David Beeson, June 2022
There are three basic feather types: 1) The PRIMARY FEATHERS which provide the left in flying, 2) CONTOUR FEATHERS that often have a more downy lower part and 3) DOWN FEATHERS that are for controlling body temperature – the bird’s underwear!
Down feathers can be plucked in birds such as the wider to provide insulation within the nest. Some of these feathers break off at the tip to yield a fine powder – especially in herons.
Some parts of a bird’s body may lack feathers. The brood pouch being an example.
Obviously, feathers are not randomly spread over a bird’s body. Each type grows in specific locations.
There are feather types intermediate between contour and down feathers.
Each feather can be moved separately by muscles within the skin, even though the feather is dead at maturity.
Feathers are unique to birds, each consisting of a tapering shaft (Rachis) bearing a flexible vane on each side. The short basal part of the feather (Calamus) is round in section and is almost hollow. During growth, it has a blood supply but that is sealed off at maturity, leaving a non-metabolising structure. It is dead.
Feather numbers vary from just under 1000 in some hummingbirds, to over 25 000 in wintering swans. In most birds the feathers contribute 15 to 20% body weight.

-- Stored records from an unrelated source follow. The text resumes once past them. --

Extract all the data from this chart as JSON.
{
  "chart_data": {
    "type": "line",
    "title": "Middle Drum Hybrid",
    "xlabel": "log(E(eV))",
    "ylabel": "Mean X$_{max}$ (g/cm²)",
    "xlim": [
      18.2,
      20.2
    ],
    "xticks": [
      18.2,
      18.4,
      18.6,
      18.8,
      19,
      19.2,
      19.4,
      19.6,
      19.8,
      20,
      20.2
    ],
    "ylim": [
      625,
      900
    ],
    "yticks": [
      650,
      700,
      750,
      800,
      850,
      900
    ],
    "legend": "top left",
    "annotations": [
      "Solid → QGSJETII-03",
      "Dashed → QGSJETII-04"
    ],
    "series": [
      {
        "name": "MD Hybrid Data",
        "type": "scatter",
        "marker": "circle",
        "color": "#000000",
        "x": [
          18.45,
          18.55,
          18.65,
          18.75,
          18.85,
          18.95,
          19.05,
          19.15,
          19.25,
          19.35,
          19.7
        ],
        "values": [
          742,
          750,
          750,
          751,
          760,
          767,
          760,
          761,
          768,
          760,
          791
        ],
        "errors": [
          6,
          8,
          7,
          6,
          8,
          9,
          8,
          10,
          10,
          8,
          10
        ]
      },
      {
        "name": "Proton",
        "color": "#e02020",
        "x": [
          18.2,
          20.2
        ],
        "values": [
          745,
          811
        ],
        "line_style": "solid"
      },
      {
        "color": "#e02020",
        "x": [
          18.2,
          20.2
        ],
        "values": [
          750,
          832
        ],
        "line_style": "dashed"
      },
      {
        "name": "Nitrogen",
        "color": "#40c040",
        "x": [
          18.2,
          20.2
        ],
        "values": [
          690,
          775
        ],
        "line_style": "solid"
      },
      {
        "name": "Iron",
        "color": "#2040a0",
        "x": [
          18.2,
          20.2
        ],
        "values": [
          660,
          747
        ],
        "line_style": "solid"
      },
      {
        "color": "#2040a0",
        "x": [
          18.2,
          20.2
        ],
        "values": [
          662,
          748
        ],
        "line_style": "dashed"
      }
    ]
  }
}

Feathers often change colour by abrasion, with the ends being rubbed off during use. The change from winter to summer plumage is said to be often achieved in this way rather than growing new feathers which would be resource demanding.
Feather colours are produced by a combination of relatively few pigments – melanins, which the bird manufactures, and carotenoids giving the yellows and reds. The latter are from the diet. Of course, flamingoes lose their pink colour when deprived of their natural placktonic diet.
Additional colours by microscopic prisms of wax (sort of!) which refract light and generate the colours on birds such as the UK kingfisher.
Birds usually moult their feathers once a year. Golden eagles keep some of their feathers for two years.
The wish bone is equivalent to our collar bones, the clavicle.
Penguins swim with their wings, so have a keel.
Having lost their fore-limbs to flight evolution has given birds many more neck bones – 11 to 25. This gives them a flexible neck capable of reaching most parts of the body.